Toute la crainte que l'on manifeste au sujet du système que je soutiens, c'est qu'on puisse, par ce moyen, venir attaquer les écrivains décédés depuis longtemps, s'en prendre aux historiens qui ont laissé un nom et obéir à je ne sais quelles passions de vanité ou autre.

Messieurs, vous le savez, dès que l'écrivain est mort, la poursuite contre lui devient impossible ; il n'y a plus qu'une action civile qui puisse être entamée.

Celui qui se croira lésé par l'écrit d'un historien décédé, pourra peut-être s'adresser à la justice civile, pour réclamer ou des dommages-intérêts ou une rectification ; mais il ne pourra plus s'adresser à la justice répressive ; ceci est trop élémentaire pour que j'insiste sur ce point.

L'abus n'est donc pas à craindre, pas plus qu'il ne faudrait prévoir de ces procès qui viendraient s'agiter tous les jours et détruire toute espèce de liberté historique. Nos tribunaux sauront bien faire justice de susceptibilités mal avisées, exagérées ou vaniteuses. Je termine, messieurs, par un mot. Je prie la Chambre de revenir à la rédaction première de sa commission et de ne pas gâter, si elle veut me permettre cette expression, par une étroite et mesquine application, une pensée si hautement morale, une si généreuse et grande idée, qui honorera certainement notre travail.

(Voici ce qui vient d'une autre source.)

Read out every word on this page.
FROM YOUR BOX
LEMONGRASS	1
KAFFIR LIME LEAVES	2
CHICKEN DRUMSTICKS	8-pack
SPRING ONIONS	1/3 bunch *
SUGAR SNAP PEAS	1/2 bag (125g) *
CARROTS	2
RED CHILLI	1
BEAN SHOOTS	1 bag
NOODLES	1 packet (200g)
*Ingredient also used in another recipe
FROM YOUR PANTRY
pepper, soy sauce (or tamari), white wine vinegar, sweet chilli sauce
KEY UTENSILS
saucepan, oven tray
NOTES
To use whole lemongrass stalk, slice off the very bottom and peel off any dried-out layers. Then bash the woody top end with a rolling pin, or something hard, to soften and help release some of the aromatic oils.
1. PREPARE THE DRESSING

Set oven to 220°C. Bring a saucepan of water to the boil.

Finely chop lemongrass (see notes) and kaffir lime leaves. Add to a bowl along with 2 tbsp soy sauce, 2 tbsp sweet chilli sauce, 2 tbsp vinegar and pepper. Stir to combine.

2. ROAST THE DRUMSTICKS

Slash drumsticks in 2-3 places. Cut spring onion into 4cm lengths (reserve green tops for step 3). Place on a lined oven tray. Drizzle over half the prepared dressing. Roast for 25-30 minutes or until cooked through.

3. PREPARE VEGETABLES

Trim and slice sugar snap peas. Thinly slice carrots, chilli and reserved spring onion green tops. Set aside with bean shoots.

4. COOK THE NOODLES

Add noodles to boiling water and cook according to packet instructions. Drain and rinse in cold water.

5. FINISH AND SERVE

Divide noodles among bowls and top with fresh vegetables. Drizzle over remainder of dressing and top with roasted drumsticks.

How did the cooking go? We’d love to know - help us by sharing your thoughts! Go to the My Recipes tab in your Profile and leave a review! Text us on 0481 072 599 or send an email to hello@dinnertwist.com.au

(page 858) M. Hymans. - Je ne comprends pas le système de l'honorable M. Nothomb, je ne le comprends pas de la part d'un jurisconsulte aussi distingué que l'honorable membre. Sa pensée se résume en ceci : Il veut tout ou rien ; il veut remonter jusque dans la nuit des temps pour venger une injure, ou bien laisser sans défense la mémoire du père, du fils, du frère de l'aïeul décédé.

Je le répète, je ne comprends pas ce système, attendu qu'on ne fait pas les lois avec des principes absolus ; si on voulait faire des lois avec de pareils principes, on établirait une guerre perpétuelle entre la société et l'individu ; tandis qu'il faut que la société soit fondée sur un contrat, sur une entente des divers intérêts qui se trouvent en présence.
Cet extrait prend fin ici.